I have an 1890 copy of the “Welcome Baking Powder Encyclopedia of Cookery and Valuable Recipes- Containing More Than Twenty-five Hundred Recipes for Cooking Every Kind of Meat and Fowl, Making Soup, Gravies, Pastry, Preserves and Essences, and a Chapter on Home Duties, Dress Making, and Being Your Own Doctor”. I think that covers just about everything we might need! The book was a souvenir given away by the Welcome Baking Powder Co. of Kansas City. I had forgotten all about it until recently when I was sorting through some keepsakes. It has some very interesting recipes, but I’ll save those for another day. Today I want you to read Dr. Hall’s words of wisdom on eating. (I have no idea who Dr. Hall was, but he must not have needed any introduction or explanation because there isn’t one.)
"Rules for Eating…
- Never sit down to table with an anxious or disturbed mind; better a hundred times intermit that meal, for there will then be that much more food in the world for hungrier stomachs than yours; and besides, eating under such circumstances can only, and will always, prolong and aggravate the condition of things.

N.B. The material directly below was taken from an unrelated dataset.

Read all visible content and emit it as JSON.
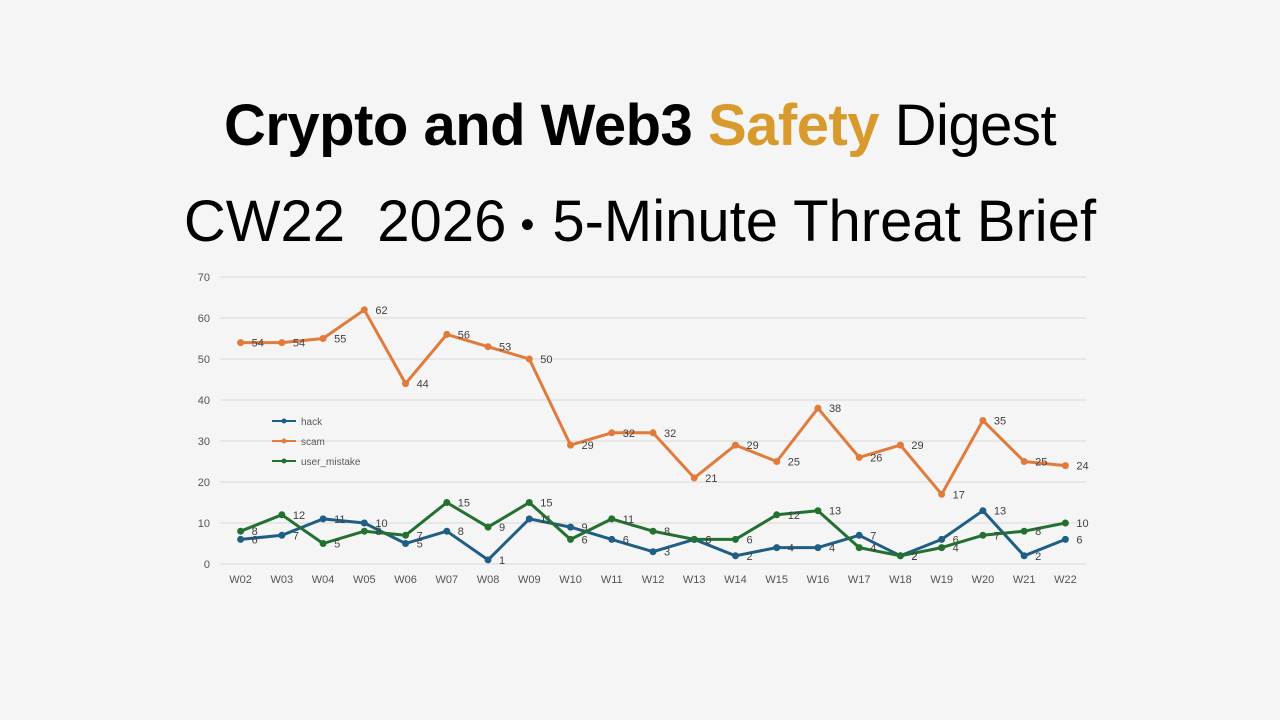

- Never sit down to a meal after any intense mental effort, for physical and mental injury are inevitable, and no one has a right to deliberately injure body, mind, or estate.
- Never go to a full table during bodily exhaustion- designated by some as being worn out, tired to death, used up, over done, and the like. The wisest thing to be done under such circumstances is to take a cracker and a cup of warm tea, either black or green, and no more. In ten minutes you will feel a degree of refreshment and liveliness which will be pleasantly surprising to you; not of the transient kind which a glass of liquor affords, but permanent; but the tea gives present stimulus and a little strength, and before it subsides, nutriment begins to draw from the sugar, and cream, and bread, thus allowing the body gradually, and by safe degrees, to regain its usual vigor. Then, in a couple of hours, a full meal may be taken, provided that it does not bring it later than two hours before sundown; if later, then take nothing for that day in addition to the cracker and tea, and the next day you will feel a freshness and vigor not recently known.

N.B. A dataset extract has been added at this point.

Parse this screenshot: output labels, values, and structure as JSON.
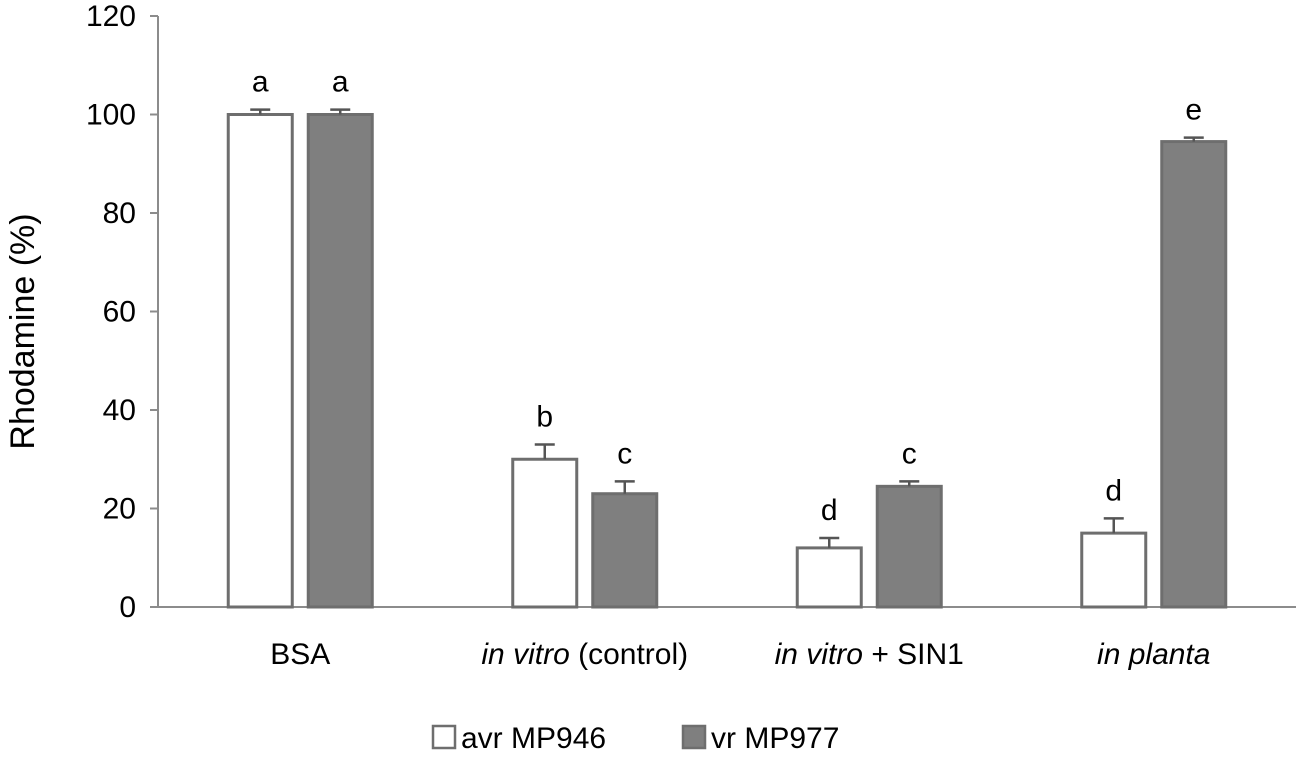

No lady will require to be advised a second time, who will conform to the above rules; while it is a fact of no unusual observation among intelligent physicians that eating heartily and under bodily exhaustion is not unfrequently the cause of alarming and painful illness, and sometimes sudden death. These things being so, let every family make it a point to assemble around the table with kindly feelings- with a cheerful humor, and a courteous spirit; and let that member of it be sent from it in disgrace who presumes to mar the reunion by sullen silence, or impatient look, or angry tone, or complaining tongue. Eat ever in thankful gladness, or away with you to the kitchen, you “ill-tempered thing, that you are.” There was good philosophy in the old-time custom of having a buffoon or music a the dinner-table."